To top things off, I received a cease and desist letter about the bMail name, which turned out to be the same as an established Windows-based mass mailer. I was ready to abandon ship. It would have been easy to fold. After all, I had already accomplished my main goal of providing “usable” mailing list software for the band.
Positive public reaction, however, gave me new inspiration…
:: /.
19 Feb 2007
In May 2004 PBS Frontline documented the decline of the music industry over the last 30 years. It is an interesting show, but as Barry Ritholtz pointed out, they spend a lot of time following a couple of artists and fail to address a lot of corporate stupidity that’s responsible. It’s sort of a VH1 Behind the Music combined with some insight into how the industry works.
The money quotes:
1) Micheal Guido, music attorney:
“Any kid that is a proponent of downloading will say within 30 seconds that they bought a CD because they liked a song, they paid all this money, they took it home, and the rest of the album was junk.

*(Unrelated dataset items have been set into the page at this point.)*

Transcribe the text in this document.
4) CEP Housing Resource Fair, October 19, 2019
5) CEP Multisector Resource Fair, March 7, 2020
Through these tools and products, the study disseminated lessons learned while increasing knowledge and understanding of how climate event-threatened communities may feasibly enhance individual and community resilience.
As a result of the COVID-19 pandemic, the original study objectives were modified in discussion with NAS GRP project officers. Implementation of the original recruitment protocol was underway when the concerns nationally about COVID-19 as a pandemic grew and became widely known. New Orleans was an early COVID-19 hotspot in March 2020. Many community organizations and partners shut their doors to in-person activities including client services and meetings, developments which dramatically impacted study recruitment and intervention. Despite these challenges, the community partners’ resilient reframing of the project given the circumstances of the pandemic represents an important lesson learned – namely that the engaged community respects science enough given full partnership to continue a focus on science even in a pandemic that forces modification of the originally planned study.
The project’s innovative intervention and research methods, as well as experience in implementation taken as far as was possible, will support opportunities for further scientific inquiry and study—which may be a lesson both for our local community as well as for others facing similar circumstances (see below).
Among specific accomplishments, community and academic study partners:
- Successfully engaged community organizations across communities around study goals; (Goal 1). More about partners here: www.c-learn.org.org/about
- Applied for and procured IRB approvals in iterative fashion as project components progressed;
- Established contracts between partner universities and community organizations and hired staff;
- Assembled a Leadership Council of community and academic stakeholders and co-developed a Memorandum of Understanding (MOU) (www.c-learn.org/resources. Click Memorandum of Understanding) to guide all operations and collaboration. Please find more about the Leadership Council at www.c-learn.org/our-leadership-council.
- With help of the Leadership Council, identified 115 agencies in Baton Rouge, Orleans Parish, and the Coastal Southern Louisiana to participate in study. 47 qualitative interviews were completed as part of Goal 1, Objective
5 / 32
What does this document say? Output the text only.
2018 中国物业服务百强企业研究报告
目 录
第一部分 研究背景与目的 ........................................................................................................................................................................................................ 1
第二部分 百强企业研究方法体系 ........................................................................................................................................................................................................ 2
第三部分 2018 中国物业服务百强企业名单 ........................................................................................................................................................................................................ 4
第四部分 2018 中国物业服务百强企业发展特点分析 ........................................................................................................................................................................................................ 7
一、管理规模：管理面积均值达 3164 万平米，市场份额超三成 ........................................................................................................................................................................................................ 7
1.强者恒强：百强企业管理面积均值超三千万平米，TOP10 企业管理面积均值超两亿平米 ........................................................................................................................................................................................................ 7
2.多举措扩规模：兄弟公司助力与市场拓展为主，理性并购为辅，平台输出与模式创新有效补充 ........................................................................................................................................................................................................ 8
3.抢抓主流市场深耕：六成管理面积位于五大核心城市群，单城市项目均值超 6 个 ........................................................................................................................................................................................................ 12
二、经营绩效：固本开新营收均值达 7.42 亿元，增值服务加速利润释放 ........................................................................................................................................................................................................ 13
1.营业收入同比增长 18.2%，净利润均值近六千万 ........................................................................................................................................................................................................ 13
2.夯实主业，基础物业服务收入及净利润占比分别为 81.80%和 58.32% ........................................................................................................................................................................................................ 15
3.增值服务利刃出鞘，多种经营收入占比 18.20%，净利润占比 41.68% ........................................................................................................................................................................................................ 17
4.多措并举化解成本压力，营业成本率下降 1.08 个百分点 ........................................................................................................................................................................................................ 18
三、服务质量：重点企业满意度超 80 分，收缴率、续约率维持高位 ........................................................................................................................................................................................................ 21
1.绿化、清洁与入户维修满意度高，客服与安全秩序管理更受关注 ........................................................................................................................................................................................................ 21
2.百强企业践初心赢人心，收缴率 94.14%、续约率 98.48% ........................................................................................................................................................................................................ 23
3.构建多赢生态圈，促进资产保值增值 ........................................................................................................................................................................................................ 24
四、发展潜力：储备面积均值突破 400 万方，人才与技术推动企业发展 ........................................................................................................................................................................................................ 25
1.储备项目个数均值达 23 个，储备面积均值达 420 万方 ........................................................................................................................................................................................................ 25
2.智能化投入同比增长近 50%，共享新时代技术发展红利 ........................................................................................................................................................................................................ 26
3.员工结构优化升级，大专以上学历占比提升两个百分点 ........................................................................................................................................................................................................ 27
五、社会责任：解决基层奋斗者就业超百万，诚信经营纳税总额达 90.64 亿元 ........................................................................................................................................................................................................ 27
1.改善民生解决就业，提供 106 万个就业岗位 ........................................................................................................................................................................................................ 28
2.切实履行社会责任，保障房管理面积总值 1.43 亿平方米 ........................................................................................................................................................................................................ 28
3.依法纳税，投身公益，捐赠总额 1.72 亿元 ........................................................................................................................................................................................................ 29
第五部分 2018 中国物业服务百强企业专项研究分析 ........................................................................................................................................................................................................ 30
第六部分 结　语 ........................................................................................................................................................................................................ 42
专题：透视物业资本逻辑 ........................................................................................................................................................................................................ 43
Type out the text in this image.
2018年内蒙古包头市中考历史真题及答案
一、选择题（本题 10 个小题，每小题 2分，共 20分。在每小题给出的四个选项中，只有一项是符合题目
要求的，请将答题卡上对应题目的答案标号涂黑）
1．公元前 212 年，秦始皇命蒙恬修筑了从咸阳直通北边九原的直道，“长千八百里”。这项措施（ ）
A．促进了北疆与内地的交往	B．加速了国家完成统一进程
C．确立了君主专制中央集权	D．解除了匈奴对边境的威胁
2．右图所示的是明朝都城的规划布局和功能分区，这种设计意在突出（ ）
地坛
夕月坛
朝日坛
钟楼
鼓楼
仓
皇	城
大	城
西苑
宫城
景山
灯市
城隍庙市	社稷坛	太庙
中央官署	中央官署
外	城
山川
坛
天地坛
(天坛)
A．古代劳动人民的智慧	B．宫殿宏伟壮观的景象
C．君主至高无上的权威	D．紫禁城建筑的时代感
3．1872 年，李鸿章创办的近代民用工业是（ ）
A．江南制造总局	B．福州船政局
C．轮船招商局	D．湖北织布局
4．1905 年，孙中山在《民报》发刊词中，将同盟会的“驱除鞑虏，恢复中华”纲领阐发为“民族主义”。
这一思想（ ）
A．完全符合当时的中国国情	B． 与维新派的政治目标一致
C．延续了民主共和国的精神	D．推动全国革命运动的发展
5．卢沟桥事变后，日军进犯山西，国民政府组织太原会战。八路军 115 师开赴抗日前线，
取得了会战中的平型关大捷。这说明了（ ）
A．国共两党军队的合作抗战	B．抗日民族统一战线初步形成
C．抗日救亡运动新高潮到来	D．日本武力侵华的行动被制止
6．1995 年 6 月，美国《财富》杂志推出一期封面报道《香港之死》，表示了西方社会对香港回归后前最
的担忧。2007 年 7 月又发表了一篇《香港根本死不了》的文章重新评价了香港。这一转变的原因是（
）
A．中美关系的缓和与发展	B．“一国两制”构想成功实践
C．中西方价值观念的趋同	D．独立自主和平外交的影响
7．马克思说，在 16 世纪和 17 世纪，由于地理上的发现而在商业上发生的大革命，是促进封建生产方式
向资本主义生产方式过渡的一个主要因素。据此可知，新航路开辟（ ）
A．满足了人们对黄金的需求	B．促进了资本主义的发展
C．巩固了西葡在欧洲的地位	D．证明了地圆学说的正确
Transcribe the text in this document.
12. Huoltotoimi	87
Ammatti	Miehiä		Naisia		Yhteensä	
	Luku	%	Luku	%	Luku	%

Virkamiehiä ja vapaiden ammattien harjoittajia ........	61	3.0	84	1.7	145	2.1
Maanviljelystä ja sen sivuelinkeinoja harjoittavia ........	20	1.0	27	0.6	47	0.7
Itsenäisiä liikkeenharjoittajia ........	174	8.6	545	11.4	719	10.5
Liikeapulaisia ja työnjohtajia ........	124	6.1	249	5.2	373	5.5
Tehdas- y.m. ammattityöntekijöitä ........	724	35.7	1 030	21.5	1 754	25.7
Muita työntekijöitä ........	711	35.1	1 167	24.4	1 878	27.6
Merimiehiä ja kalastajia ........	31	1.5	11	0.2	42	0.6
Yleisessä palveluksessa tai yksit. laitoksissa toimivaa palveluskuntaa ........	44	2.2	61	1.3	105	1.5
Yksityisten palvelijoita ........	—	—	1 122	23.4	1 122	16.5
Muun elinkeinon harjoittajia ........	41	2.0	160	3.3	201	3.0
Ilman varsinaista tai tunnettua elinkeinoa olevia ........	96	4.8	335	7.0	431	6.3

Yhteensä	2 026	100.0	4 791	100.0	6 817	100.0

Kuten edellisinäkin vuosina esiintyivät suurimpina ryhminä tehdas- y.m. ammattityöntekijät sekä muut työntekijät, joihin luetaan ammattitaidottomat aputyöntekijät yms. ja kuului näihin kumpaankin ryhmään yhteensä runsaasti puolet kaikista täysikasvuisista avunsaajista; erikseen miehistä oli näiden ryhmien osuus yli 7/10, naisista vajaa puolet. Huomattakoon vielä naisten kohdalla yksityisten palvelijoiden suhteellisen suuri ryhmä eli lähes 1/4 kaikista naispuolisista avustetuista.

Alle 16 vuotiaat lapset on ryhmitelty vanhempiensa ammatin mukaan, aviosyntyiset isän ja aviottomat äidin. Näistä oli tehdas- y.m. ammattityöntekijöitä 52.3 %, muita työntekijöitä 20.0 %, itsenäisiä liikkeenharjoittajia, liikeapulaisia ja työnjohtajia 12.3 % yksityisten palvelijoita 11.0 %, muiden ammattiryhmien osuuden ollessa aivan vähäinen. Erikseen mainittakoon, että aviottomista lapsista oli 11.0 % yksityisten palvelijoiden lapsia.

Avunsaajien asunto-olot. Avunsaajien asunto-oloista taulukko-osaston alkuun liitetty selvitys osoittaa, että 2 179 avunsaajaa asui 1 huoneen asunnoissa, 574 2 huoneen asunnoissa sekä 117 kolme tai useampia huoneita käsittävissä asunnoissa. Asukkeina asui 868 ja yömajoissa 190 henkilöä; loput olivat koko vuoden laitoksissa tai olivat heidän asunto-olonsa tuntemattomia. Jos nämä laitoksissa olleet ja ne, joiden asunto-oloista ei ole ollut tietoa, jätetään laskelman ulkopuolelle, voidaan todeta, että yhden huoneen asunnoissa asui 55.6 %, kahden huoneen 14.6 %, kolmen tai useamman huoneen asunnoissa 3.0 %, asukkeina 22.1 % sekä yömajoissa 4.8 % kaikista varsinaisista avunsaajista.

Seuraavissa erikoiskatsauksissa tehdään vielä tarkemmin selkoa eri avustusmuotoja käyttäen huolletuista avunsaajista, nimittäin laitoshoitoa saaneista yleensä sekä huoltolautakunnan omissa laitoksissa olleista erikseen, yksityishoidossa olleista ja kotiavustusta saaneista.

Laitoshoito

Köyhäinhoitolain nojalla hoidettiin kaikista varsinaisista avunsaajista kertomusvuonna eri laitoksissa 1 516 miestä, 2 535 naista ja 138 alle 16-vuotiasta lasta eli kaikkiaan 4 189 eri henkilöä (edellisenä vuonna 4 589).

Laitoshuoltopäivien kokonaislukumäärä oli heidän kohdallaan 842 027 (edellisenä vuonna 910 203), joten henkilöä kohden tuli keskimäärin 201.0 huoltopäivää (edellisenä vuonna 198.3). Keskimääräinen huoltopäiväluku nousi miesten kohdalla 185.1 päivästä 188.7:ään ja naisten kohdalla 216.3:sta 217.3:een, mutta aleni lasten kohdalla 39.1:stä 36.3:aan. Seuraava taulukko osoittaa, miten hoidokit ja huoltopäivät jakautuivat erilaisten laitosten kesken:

That’s a result of creating a business that only cared about the ‘hit single’.”
2) Michael Williams, OutKast’s manager
“The public will buy good music when you give them good music to buy, and that’s what it should be about. We should get back to putting out good music.”
3) David Crosby’s whole interview.
Obviously, the days of this model of music distribution are numbered. Steve Jobs has started turning up the pressure. Even the majority of music industry execs agree the current DRM is too restrictive.
I like the Aime Street idea. Anyone can post a song, and anyone can download it for free. However, as a song starts to get downloaded, the price starts to rise. The more popular it is, the more you pay to get it.